Ticks pick up diseases from the animals which they feed upon and can transmit these to humans when they feed on us. Here in the northeast, three major types of tick are present: deer or black-legged ticks (Ixodes scapularis), Dog ticks (Dermacentor variabilis) and, increasingly, Lone Star Ticks (Amblyoma americanum).
If you get a tick bite, you may not end up with Lyme disease, but could have one of several other infections. Here are those most commonly seen in Connecticut (from the CDC):
- Anaplasmosis is transmitted to humans by tick bites primarily from the blacklegged tick (Ixodes scapularis) in the northeastern and upper midwestern U.S.
- Babesiosis is caused by microscopic parasites that infect red blood cells. Most human cases of babesiosis in the U.S. are caused by Babesia microti. Babesia microti is transmitted by the blacklegged tick (Ixodes scapularis) and is found primarily in the northeast and upper midwest.
- Ehrlichiosis is transmitted to humans by the lone star tick (Ambylomma americanum), found primarily in the southcentral and eastern U.S
- Powassan disease is transmitted by the blacklegged tick (Ixodes scapularis) and the groundhog tick (Ixodes cookei). Cases have been reported primarily from northeastern states and the Great Lakes region.
- Rocky Mountain spotted fever (RMSF) is transmitted by the American dog tick (Dermacentor variabilis) in the northeast.
- STARI (Southern tick-associated rash illness) is transmitted via bites from the lone star tick (Ambylomma americanum), found in the southeastern and eastern U.S.
- Tularemia is transmitted to humans by the dog tick (Dermacentor variabilis), the wood tick (Dermacentor andersoni), and the lone star tick (Amblyomma americanum). Tularemia occurs throughout the U.S.
- Bartonella is typically thought to be transmitted by a cat bite or scratch. Since ticks transmit bartonella to cats and since bartonella has been found in the spinal fluid of humans with lyme disease, many suspect direct transmission to humans.
This is a long list, with overlapping symptoms. We can test using conventional and specialty labs to identify/rule out infection with pathogens other than Lyme.
Common Questions Asked and Answered
- Can I take natural treatments while taking antibiotics? Yes. Most natural treatments are safe to take in conjunction with antibiotics, and many can act synergistically, enhancing the antibiotics’ effects.

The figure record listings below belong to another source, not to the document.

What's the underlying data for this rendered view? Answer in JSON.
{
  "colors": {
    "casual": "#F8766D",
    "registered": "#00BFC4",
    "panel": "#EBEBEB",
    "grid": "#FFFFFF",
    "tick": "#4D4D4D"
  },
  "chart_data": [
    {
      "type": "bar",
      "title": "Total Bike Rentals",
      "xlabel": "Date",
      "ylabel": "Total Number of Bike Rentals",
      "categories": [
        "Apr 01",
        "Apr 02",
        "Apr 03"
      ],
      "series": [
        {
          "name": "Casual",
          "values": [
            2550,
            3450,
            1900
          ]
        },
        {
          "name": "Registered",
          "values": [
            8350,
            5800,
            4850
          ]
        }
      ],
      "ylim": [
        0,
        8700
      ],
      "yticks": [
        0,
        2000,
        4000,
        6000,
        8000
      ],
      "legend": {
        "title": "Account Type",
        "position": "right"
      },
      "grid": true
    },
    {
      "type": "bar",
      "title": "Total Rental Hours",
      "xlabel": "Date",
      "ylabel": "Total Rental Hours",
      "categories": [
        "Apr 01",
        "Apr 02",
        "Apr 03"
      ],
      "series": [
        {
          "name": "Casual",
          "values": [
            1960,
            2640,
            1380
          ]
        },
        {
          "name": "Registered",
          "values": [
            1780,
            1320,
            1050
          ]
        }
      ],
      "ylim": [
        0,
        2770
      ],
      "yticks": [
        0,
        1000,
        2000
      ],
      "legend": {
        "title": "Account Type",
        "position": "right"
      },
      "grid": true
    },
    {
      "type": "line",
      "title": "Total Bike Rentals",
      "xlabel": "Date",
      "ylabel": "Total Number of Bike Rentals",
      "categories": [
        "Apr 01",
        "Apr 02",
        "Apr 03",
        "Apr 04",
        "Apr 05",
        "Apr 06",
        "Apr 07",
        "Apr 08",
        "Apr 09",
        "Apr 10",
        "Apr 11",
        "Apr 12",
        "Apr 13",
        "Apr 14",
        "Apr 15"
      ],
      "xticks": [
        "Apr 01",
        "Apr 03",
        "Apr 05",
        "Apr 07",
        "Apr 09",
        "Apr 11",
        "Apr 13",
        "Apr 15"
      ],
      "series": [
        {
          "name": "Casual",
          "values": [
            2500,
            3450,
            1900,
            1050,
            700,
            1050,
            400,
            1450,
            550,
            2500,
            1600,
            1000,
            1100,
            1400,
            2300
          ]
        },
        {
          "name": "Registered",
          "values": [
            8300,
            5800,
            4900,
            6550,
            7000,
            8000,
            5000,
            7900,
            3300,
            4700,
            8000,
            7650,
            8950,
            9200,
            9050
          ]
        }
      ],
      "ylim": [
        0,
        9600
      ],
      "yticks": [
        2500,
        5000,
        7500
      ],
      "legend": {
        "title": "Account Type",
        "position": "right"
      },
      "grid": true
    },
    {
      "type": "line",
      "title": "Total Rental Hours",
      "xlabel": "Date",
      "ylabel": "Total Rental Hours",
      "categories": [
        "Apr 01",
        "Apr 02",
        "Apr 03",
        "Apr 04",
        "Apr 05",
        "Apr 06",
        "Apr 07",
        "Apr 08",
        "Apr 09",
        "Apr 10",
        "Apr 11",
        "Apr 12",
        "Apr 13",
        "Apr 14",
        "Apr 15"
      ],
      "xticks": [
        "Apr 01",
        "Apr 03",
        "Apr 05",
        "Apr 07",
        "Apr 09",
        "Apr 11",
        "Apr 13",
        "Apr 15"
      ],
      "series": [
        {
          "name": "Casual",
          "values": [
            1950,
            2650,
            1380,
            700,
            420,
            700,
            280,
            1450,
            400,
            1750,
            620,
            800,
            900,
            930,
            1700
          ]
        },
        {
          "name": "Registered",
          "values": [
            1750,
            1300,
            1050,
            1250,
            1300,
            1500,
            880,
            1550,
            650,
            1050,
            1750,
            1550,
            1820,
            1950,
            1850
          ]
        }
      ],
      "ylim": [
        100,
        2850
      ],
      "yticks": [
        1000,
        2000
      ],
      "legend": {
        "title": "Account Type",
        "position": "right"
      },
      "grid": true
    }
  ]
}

- How long do natural treatments take to work? This depends on many factors: how aggressive the infection, how many co-infections one may have, how long one has had the infection, and how strong is one’s immune system and overall health. Many feel better within days, other take months to see a significant difference.
- Are there any side-effects from natural treatments? Yes. Depending on the medicine, one may experience any of a number of side-effects, including a Jarish-Herxheimer reaction (“herxing”), caused by release of bacterial toxins during die-off. Some patients may not experience any side-effects at all. We can effectively treat most side-effects with natural medicines, including herbs, minerals and vitamins.
- Does my insurance cover these treatments? Check the list of insurances for which Dr. Goodman is in-network. Retired State of CT employees on Medicare with Anthem BCBS as a secondary insurance are also covered. Medicines are not covered by insurance but HSA plans may allow payment from health savings. Check with your plan.